Anomura is a morphologically and ecologically diverse infraorder of decapod crustaceans, yet its evolutionary and phylogenetic patterns remain underexplored using mitochondrial genome-based approaches, particularly regarding adaptive evolution across diverse environments. Here, we present a comprehensive phylogenomic analysis of 42 anomuran mitochondrial genomes, including three newly sequenced species: two intertidal Hapalogastrinae (Hapalogaster dentata and Oedignathus inermis) and one deep-sea pagurid (Pagurus rathbuni). The arrangement of protein-coding genes was identical to that reported in previously studied Lithodidae and Paguridae species; however, several tRNA genes exhibited translocations. Moreover, more than half of the 22 tRNA genes were predicted to adopt atypical cloverleaf form, and all protein-coding genes were under purifying selection. In addition, analysis of the mitochondrial control region revealed a conserved repeat structure (∼47 bp motif repeated ∼3.6 times), from which depth-associated Gibbs free energy patterns were broadly inferred.

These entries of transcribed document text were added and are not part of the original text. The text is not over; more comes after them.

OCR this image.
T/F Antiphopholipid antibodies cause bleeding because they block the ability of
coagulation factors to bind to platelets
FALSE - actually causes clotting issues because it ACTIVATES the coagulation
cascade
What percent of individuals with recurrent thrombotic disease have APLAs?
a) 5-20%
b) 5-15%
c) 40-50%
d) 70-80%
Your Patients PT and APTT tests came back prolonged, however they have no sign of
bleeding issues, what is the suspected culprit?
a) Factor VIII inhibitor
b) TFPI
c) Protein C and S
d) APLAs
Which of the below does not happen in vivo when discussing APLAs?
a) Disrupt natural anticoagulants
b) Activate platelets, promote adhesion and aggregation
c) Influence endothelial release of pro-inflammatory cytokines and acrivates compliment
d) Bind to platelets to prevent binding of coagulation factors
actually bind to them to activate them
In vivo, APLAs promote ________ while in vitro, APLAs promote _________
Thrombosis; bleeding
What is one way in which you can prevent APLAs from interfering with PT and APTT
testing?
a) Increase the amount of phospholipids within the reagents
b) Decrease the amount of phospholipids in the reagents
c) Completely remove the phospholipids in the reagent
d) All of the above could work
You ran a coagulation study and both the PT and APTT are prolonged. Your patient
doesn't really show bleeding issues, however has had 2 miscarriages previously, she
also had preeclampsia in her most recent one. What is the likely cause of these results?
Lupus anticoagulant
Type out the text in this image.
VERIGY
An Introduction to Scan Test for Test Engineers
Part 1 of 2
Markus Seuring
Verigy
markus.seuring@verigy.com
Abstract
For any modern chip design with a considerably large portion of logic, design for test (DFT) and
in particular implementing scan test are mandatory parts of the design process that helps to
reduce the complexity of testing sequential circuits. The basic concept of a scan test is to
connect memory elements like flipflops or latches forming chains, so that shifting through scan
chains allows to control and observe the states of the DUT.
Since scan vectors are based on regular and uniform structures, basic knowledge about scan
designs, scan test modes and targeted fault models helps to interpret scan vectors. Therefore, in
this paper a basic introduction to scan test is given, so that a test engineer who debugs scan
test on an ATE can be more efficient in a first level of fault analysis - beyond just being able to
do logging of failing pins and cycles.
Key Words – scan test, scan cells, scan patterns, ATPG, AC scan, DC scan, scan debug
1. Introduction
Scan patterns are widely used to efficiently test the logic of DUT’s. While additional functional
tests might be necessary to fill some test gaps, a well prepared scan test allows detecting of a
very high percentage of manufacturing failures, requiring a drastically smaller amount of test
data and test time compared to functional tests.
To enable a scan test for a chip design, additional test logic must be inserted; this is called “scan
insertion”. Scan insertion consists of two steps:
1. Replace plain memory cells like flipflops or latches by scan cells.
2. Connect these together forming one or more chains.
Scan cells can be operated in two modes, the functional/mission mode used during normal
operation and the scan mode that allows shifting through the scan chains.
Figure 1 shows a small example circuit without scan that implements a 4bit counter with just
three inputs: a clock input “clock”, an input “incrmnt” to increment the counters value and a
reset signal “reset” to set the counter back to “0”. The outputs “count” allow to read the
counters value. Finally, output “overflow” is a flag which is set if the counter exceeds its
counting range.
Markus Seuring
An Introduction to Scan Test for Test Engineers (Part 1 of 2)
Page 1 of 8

These patterns suggest potential links between control-region stability, depth-dependent adaptation, and the evolutionary process of carcinization. Time-calibrated analyses suggest that H. dentata and O. inermis diverged from other lithodids approximately 37–50 million years ago, while P. rathbuni diverged around 32 million years ago. These divergence events coincide with the Eocene–Oligocene transition, a period characterized by global cooling, sea-level decline, and shifts in ocean circulation. This temporal correspondence suggests that such environmental changes may have been associated with the diversification and adaptive evolution of Anomura. Overall, this study advances our understanding of anomuran phylogeny and highlights the complex interplay among adaptation to the environment, carcinization, and mitochondrial genome evolution.